F Tipi cezaevlerine karşı 2000 yılının sonlarında başlayan açlık grevleri ölüm oruçlarına dönüşmüş…

Dalga geçer gibi adını “Hayata Dönüş Operasyonu” koydukları katliamda otuz tutuklu vahşice öldürülmüş…

Ölüm oruçları buna rağmen bitirilememişti.

Operasyondan sonra gönüllü hekimler olarak cezaevlerine giriyor, muayenelerini yapıyorduk.

Üstü yatakhane, altı yemekhane olan beş, altı kişilik koğuşta iki arkadaşıyla birlikte ölüm orucuna devam ediyordu Lale. Haftalardır süren açlığa rağmen gözleri ışıl ışıldı.

Muayeneler bittikten sonra birlikte şiirler okuyup şarkılar, marşlar söylemişlerdi bize.

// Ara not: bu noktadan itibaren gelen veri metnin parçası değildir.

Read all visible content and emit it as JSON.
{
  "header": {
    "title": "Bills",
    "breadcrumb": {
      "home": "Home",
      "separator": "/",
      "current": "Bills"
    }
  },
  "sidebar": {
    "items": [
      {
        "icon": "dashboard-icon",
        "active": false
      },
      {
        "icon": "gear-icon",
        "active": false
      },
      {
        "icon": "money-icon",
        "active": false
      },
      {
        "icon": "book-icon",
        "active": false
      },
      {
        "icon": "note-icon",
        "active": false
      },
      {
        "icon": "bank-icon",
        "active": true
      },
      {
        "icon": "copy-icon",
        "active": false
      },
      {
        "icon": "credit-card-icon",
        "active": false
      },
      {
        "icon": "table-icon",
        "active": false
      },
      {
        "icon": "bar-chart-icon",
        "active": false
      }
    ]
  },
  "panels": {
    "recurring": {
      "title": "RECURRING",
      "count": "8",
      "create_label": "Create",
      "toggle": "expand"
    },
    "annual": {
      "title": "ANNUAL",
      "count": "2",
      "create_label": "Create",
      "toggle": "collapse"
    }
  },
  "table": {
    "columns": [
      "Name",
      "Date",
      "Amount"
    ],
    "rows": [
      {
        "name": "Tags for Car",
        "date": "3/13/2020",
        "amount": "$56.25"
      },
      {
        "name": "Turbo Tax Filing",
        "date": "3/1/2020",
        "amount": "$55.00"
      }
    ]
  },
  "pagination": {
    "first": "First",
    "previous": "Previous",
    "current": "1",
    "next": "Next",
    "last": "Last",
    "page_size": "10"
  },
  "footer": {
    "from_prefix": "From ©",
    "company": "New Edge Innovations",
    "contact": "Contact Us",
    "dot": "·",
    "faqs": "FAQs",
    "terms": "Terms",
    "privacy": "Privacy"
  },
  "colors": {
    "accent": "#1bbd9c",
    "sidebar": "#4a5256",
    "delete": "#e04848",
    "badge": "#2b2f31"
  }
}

Sonra, ikinci kez, Adli Tıp Kurumu’nda karşılaşmıştık.

Ölüm oruçlarıyla başa çıkamayan Hükümet çareyi Adli Tıp Kurumu’nu hizmete koşmakta bulmuş, eylemciler Wernicke Korsakoff tanılarıyla tahliye edilmeye başlanmıştı.

Eylemcilerin cezaevlerinde ölmesi istenmediğinden normalde aylarca süren raporlar hızla hazırlanıp faksla savcılıklara geçiliyor, peşinden de Cumhurbaşkanlığı affıyla tutuklu serbest bırakılıyordu.

Fakat bir süre sonra başta Zaman olmak üzere dinci basın olayın üzerine gitmeye başlamış, öyle olunca savcılar da, Adli Tıp da işleri yavaştan almaya başlamıştı.

Lale ölüm orucunda iki yüzüncü günlere gelmiş, bedeni iyiden iyiye erimiş, vitaminsizlikten ağzının çevresinde Pellegra kızarıklıkları oluşmuştu.

Raporu hazırlanmasına rağmen günlerce savcılığa gönderilmemiş, sonunda tahliye olduğunda ise iş işten geçmiş, on sekiz gün sonra hayata gözlerini yummuştu.

•••

Kadir Topbaş’ın FETÖ’den tutuklu damadı Ömer Faruk Kavurmacı.

Acıbadem Hastanesi’nin 18 Nisan tarihli raporuyla kendisinde epilepsi, uyku apnesi, vitamin yetersizliği ve hipoglisemi tespit edilmiş; hipoglisemi ve uyku apnesinin epilepsi ataklarını arttırdığı, yalnız kalması, oruç veya uzun saatler aç kalmasının sakıncalı olduğu kanaatine varılmış.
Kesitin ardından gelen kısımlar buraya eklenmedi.